The Red Flag Machine is the result of EFF’s investigation of GoGuardian, a tool used to surveil about 27 million students—mostly in middle and high school—in about 11,500 schools across the United States, according to the company. Like similar tools such as Gaggle and Bark, GoGuardian gives schools and the company access to an enormous amount of sensitive student data, while at the same time mis-flagging massive amounts of useful material as harmful.
The investigation identified categories of non-explicit content that are regularly marked as harmful or dangerous, including college application sites and college websites; counseling and therapy sites; sites with information about drug abuse; sites with information about LGBTQ+ issues; sexual health sites; sites with information about gun violence; sites about historical topics; sites about political parties and figures; medical and health sites; news sites; and general educational sites. Interfering with students’ access to such sites deprives them of information they need to excel in their studies, remain healthy, or improve their lives.
To illustrate the shocking absurdity of GoGuardian’s flagging algorithm, EFF built the Red Flag Machine. Derived from real GoGuardian data, users are presented with websites that were flagged and are asked to guess what keywords triggered the alert.

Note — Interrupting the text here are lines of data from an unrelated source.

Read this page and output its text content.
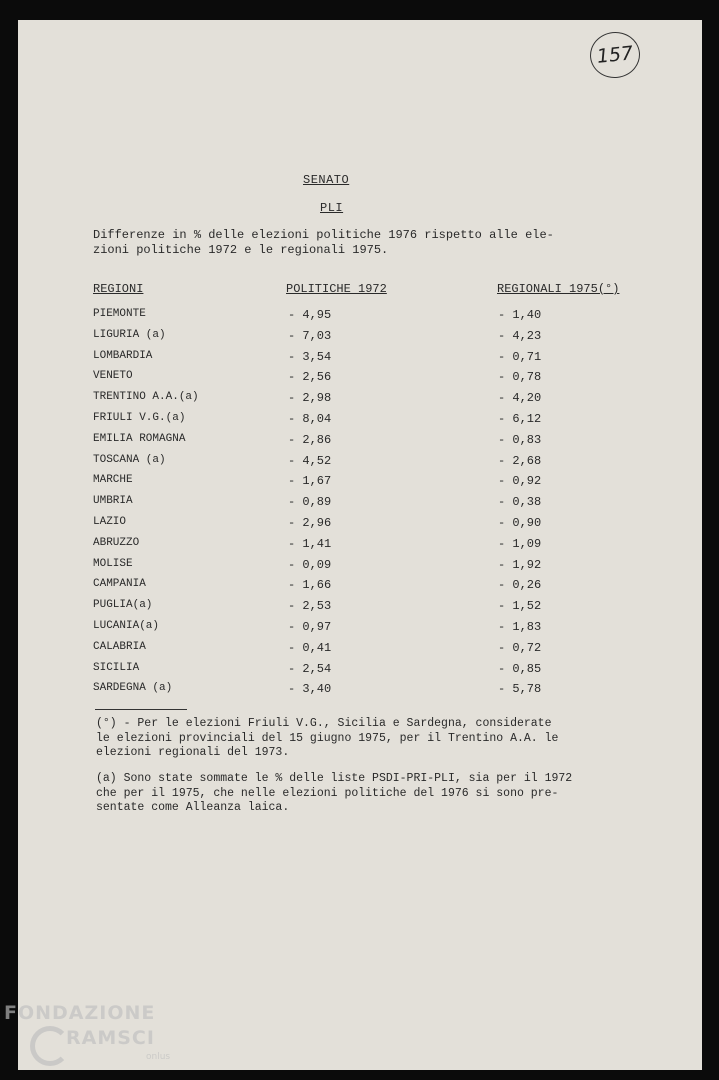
157
SENATO
PLI
Differenze in % delle elezioni politiche 1976 rispetto alle ele-
zioni politiche 1972 e le regionali 1975.
REGIONI	POLITICHE 1972	REGIONALI 1975(°)
PIEMONTE	- 4,95	- 1,40
LIGURIA (a)	- 7,03	- 4,23
LOMBARDIA	- 3,54	- 0,71
VENETO	- 2,56	- 0,78
TRENTINO A.A.(a)	- 2,98	- 4,20
FRIULI V.G.(a)	- 8,04	- 6,12
EMILIA ROMAGNA	- 2,86	- 0,83
TOSCANA (a)	- 4,52	- 2,68
MARCHE	- 1,67	- 0,92
UMBRIA	- 0,89	- 0,38
LAZIO	- 2,96	- 0,90
ABRUZZO	- 1,41	- 1,09
MOLISE	- 0,09	- 1,92
CAMPANIA	- 1,66	- 0,26
PUGLIA(a)	- 2,53	- 1,52
LUCANIA(a)	- 0,97	- 1,83
CALABRIA	- 0,41	- 0,72
SICILIA	- 2,54	- 0,85
SARDEGNA (a)	- 3,40	- 5,78
(°) - Per le elezioni Friuli V.G., Sicilia e Sardegna, considerate
le elezioni provinciali del 15 giugno 1975, per il Trentino A.A. le
elezioni regionali del 1973.
(a) Sono state sommate le % delle liste PSDI-PRI-PLI, sia per il 1972
che per il 1975, che nelle elezioni politiche del 1976 si sono pre-
sentate come Alleanza laica.
FONDAZIONE
RAMSCI
onlus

“This project reveals the very real and very specific failures of student monitoring technology,” said EFF Director of Investigations Dave Maass. “It’s one thing to be concerned broadly about student surveillance, but it’s an entirely different experience to see that students are ‘flagged’ for researching Black authors, the Holocaust, and the LGBTQ+ rights movement. It’s shocking, but it’s also absurd: Students have even been flagged for visiting the official Marine Corps’ fitness guide and looking at the bios of the cast of Shark Tank.”

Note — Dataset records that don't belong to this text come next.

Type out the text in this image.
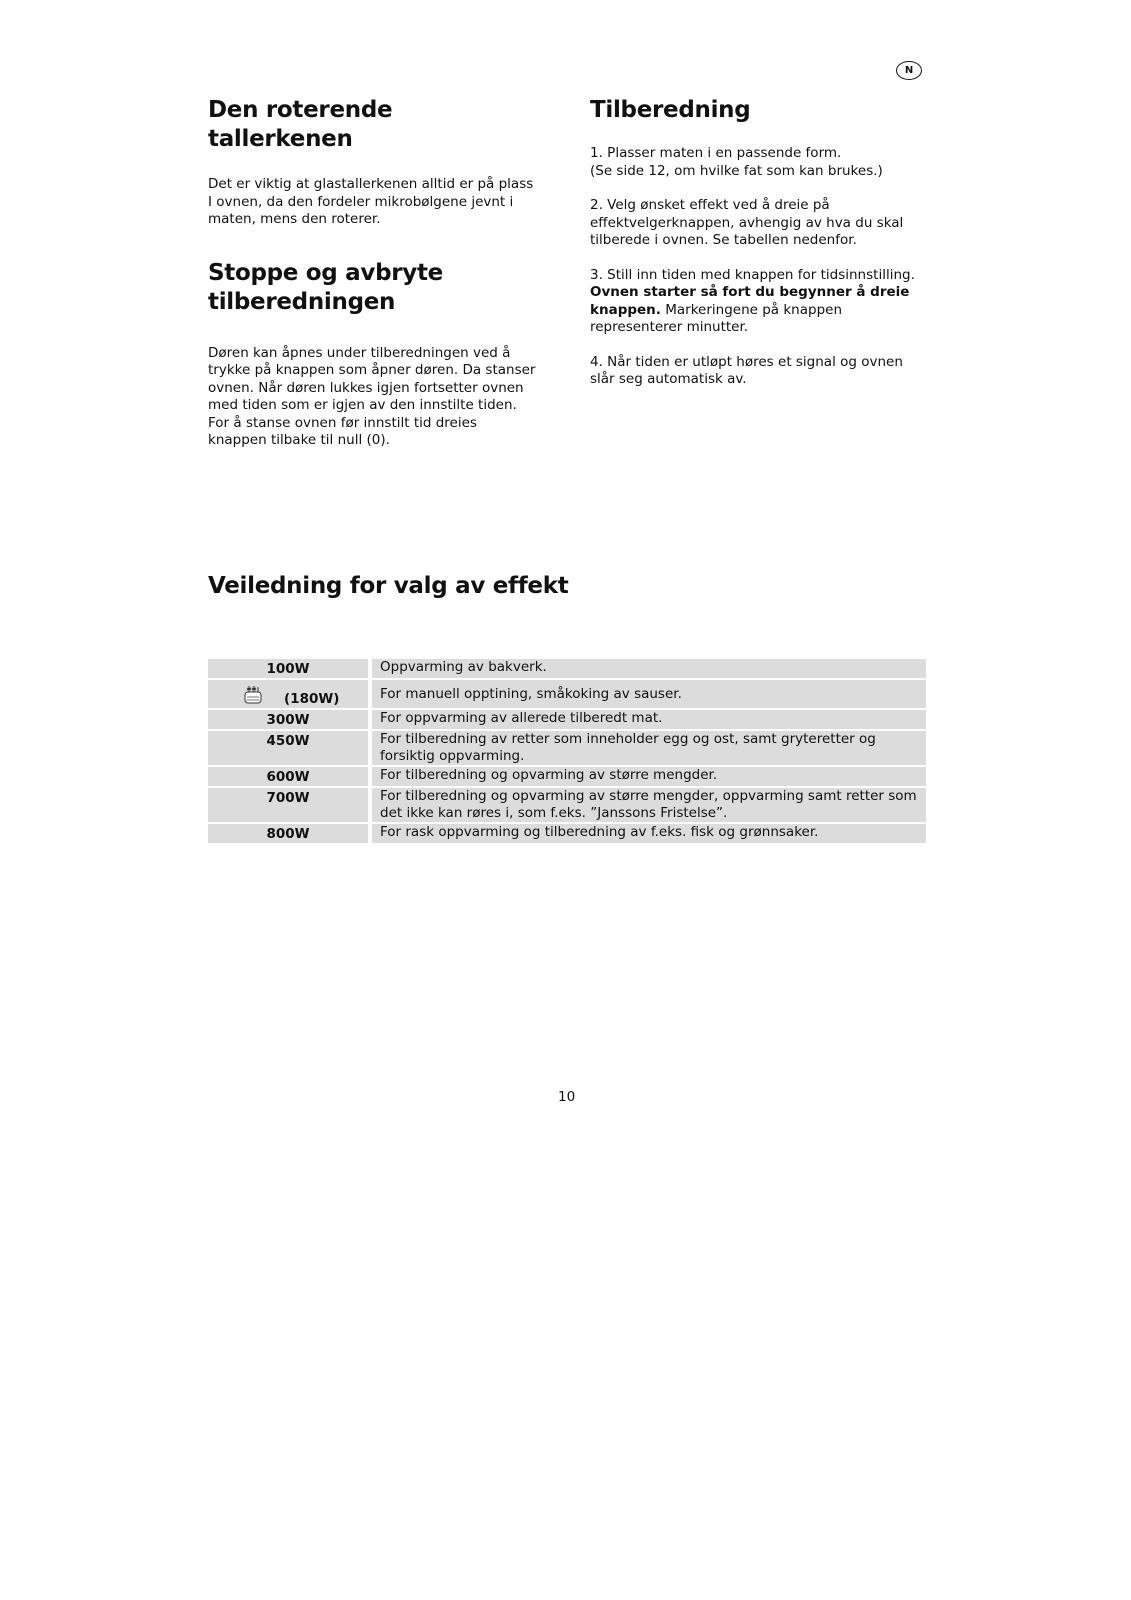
N
Den roterende tallerkenen

Det er viktig at glastallerkenen alltid er på plass I ovnen, da den fordeler mikrobølgene jevnt i maten, mens den roterer.

Stoppe og avbryte tilberedningen

Døren kan åpnes under tilberedningen ved å trykke på knappen som åpner døren. Da stanser ovnen. Når døren lukkes igjen fortsetter ovnen med tiden som er igjen av den innstilte tiden. For å stanse ovnen før innstilt tid dreies knappen tilbake til null (0).

Tilberedning

1. Plasser maten i en passende form.
(Se side 12, om hvilke fat som kan brukes.)

2. Velg ønsket effekt ved å dreie på effektvelgerknappen, avhengig av hva du skal tilberede i ovnen. Se tabellen nedenfor.

3. Still inn tiden med knappen for tidsinnstilling.
Ovnen starter så fort du begynner å dreie knappen. Markeringene på knappen representerer minutter.

4. Når tiden er utløpt høres et signal og ovnen slår seg automatisk av.

Veiledning for valg av effekt
100W	Oppvarming av bakverk.

(180W)	For manuell opptining, småkoking av sauser.
300W	For oppvarming av allerede tilberedt mat.
450W	For tilberedning av retter som inneholder egg og ost, samt gryteretter og forsiktig oppvarming.
600W	For tilberedning og opvarming av større mengder.
700W	For tilberedning og opvarming av større mengder, oppvarming samt retter som det ikke kan røres i, som f.eks. ”Janssons Fristelse”.
800W	For rask oppvarming og tilberedning av f.eks. fisk og grønnsaker.
10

If you are curious, the quiz in question is here and pretty much any innocuous thing could theoretically be flagged as “harmful”. Judging by what we saw, it basically scours every internet page looking for specific words found in the text. If it appears, then the software flags the webpage as dangerous. So, if a website contains the word “anal”, for instance, the page gets flagged regardless of context. The page in question could be an adult or pornographic website or it could be a web page containing actual helpful health information. In one example we saw, a webpage republishing passages from the bible ended up being flagged. In another, the page in question was about thermometers.

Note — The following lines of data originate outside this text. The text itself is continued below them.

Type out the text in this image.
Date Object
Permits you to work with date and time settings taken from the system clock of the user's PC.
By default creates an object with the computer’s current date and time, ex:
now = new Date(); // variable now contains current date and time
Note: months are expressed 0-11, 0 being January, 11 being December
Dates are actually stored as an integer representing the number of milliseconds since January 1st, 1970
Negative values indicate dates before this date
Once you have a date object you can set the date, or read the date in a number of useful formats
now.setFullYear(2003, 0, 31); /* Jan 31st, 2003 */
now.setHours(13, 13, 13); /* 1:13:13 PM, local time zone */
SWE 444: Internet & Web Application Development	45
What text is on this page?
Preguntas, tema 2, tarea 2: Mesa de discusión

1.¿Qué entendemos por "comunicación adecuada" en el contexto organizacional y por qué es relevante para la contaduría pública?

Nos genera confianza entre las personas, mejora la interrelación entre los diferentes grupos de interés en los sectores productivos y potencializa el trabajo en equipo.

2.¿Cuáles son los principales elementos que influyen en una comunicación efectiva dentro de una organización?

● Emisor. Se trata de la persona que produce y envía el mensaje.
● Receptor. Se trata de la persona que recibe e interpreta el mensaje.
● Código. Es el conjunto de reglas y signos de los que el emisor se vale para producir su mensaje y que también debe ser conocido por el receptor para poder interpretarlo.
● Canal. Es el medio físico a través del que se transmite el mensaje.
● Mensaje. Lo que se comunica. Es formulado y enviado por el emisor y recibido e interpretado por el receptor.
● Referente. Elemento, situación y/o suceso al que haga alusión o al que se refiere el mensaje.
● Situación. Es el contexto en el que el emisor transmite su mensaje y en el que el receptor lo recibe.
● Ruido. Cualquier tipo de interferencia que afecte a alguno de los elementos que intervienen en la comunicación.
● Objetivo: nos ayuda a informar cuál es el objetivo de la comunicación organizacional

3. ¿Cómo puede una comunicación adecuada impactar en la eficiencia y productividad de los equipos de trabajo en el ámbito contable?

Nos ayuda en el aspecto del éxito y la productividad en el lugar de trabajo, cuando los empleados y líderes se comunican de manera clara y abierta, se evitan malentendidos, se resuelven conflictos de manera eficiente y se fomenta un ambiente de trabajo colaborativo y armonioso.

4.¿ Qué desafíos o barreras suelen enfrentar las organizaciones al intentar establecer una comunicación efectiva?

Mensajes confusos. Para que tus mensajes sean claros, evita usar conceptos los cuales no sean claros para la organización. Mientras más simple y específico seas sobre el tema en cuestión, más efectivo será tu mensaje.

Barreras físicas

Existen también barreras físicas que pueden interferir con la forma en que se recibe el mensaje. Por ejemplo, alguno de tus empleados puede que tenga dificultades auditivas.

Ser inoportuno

Supporters of online harms initiatives love to insist that the technology to combat harmful content exists. The problem is that such technology is really REALLY bad and does far more harm than good. Scouring the internet for specific words is a highly ineffective method for flagging so-called “harmful” content, but as demonstrated by the EFF, that is where the technology is today.
Some out there will probably insist with something along the lines of, “yeah, but such laws could spurn innovation!” The sad reality is that what is being asked for isn’t some sort of technological barrier to be overcome. What is being asked for is a miracle that isn’t going to happen without the complete removal of all speech on the internet. You could pass a law demanding that cancer be cured. It doesn’t automatically mean that cancer will be cured because of the law. If anything, such an endeavour is little more than wishful thinking.
The incentives to actually filter out so-called “harmful” content exists today. There’s a number of child safety filtering solutions out there and there is a capitalism incentive to produce a really good solution. Yet, here we are today with no technological solution to remove “harmful” speech. Filtering technology can filter out a portion of adult oriented and gambling websites, but that isn’t anywhere near close enough to take on what is being asked here.
It’s for reasons like these that I have always been personally against “online harms” laws. Such endeavours only end up causing far more harm than what they end up preventing. As a result, everyone loses out.